Wednesday, November 24, 2010

life in kitgum...

November 15th, 2010 

First, I want to apologize for the delay in posting this - I have had this blog written for more than a week now but I have been spending a few days trying to upload the pictures, but it doesn't seem to be working and I don't know why. I have tried three browsers, and still no luck. Suggestions welcome.

I finally made the trip from Kampala to the north, but instead of heading to Pader as originally thought, I have come to Kitgum, another northern district, some 40 or 50km from the Sudanese border. To travel the 300km, it took nearly six hours. The road from Kampala to Gulu was quite nice, paved and free of traffic, but from Gulu the road was unpaved and it slowed us down quite a bit.

As many people had told me before I left, this part of the country is much different than the south. And not just in the sense of it being a much smaller urban centre. In fact, it is hardly urban at all. The town here is roughly the size of three city blocks by three city blocks. There are small shops, selling basic groceries as well as a fish/fruit market, combined with a few clothing shops and small local restaurants. Beyond this, there are only a couple roads in and out of Kitgum, unpaved and in rough shape, with villages made up of thatched huts lining both sides of the road.

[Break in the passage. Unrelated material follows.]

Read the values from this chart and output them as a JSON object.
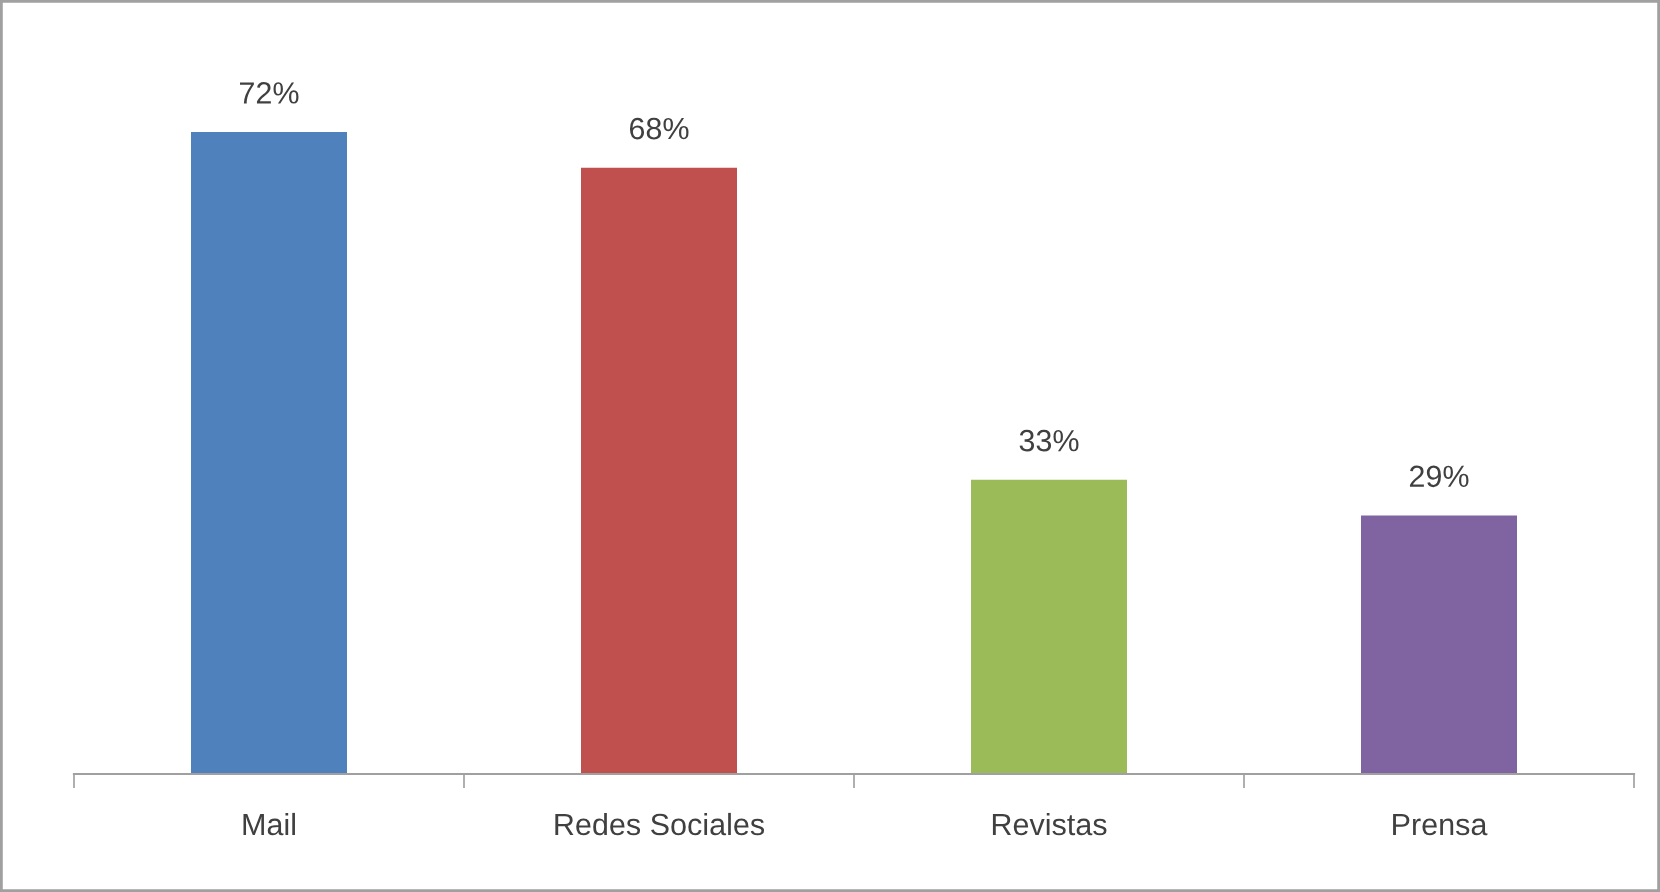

The north is much warmer and flatter than it is in Kampala – and it is a dry heat, not as humid as the south. I keep being told that we are coming into the dry season, which is only going to make it warmer here – upwards of 40 degrees during the day - but everyday it continues to rain at some point. The rain cools things off which is nice, but with it comes a bit of wind, and this inevitably knocks out the power – and when it goes out, you don’t know when it is coming back on. Very erratic, and quite frustrating if you are working on something. (The rain has stopped since I wrote this, and I feel the dry season is underway!) Water is another commodity I have had to learn to live without these past couple weeks, as it out more often than the power is. I have went maybe a few too many days without a shower, but finally managed to jump in the neighbour's shower yesterday, so I am feeling a little more refreshed.

Acholi , the local language is entirely different than what is spoken in Kampala (Luganda). English is the official language in Uganda, so most people speak it well enough to get by, but the small amount of Luganda I know is no good up here.

I have fallen into the guest room of another Aussie, who is working for a borehole drilling company here in the north. AMREF is one of his clients, and he is drilling water holes all around the north. He has shown me around Kitgum and I have been going around with him a bit to see the sites. I made it to Lamwo, which is another district, a bit farther north, and we were just outside Sudan. It has been interesting to see the for profit business perspective of a company working with NGOs towards the same objectives.

The north is only a few years removed from conflict, and there are very obvious lasting effects. The Lord’s Resistance Army (LRA), a guerrilla rebel group, led by an evangelical Joseph Kony terrorized the people here for roughly 20 years. He and his rebel group would attack villages at night, slaughtering men, and women and often abduct the children, and recruit them as child soldiers. Children would be forced to torture and murder their families. These attacks were happening every night, and eventually there were safe houses set up for children to walk to at night, most notably in Gulu. IDP (Internally Displace Persons) camps were established by organizations for families to seek refuge. The Ugandan military has since forced the LRA out of Uganda and into Sudan, the DRC and Central African Republic, where they are currently still on the run and being pursued. People have begun to move back to their villages, and a sense of normality has been restored, but effects are lingering.  In the compound where I am staying for example, there are bullet shells lying around from the conflict. 

This past weekend I traveled east, to the Karamoja district to Kidepo National Park. I will share some stories from that weekend in my next blog, and I will try to get a few pictures up because the place is incredibly beautiful and I had a fantastic weekend out there. For now, I am trying to get back to Kampala tomorrow as I am close to wrapping up my work here I think (also, there is what they think an Ebola outbreak in Pader, some 80km away from Kitgum, where people are coughing up blood, bleeding from their eyes, and I think a few people have died). 

Stay tuned for some stories from Kidepo!

1 comment:

  1. Very interesting (and slightly horrific) stories Colin! It makes me realise how cushy my life is. Tell me you are healthy and well and that the ebola epidemic is controlled?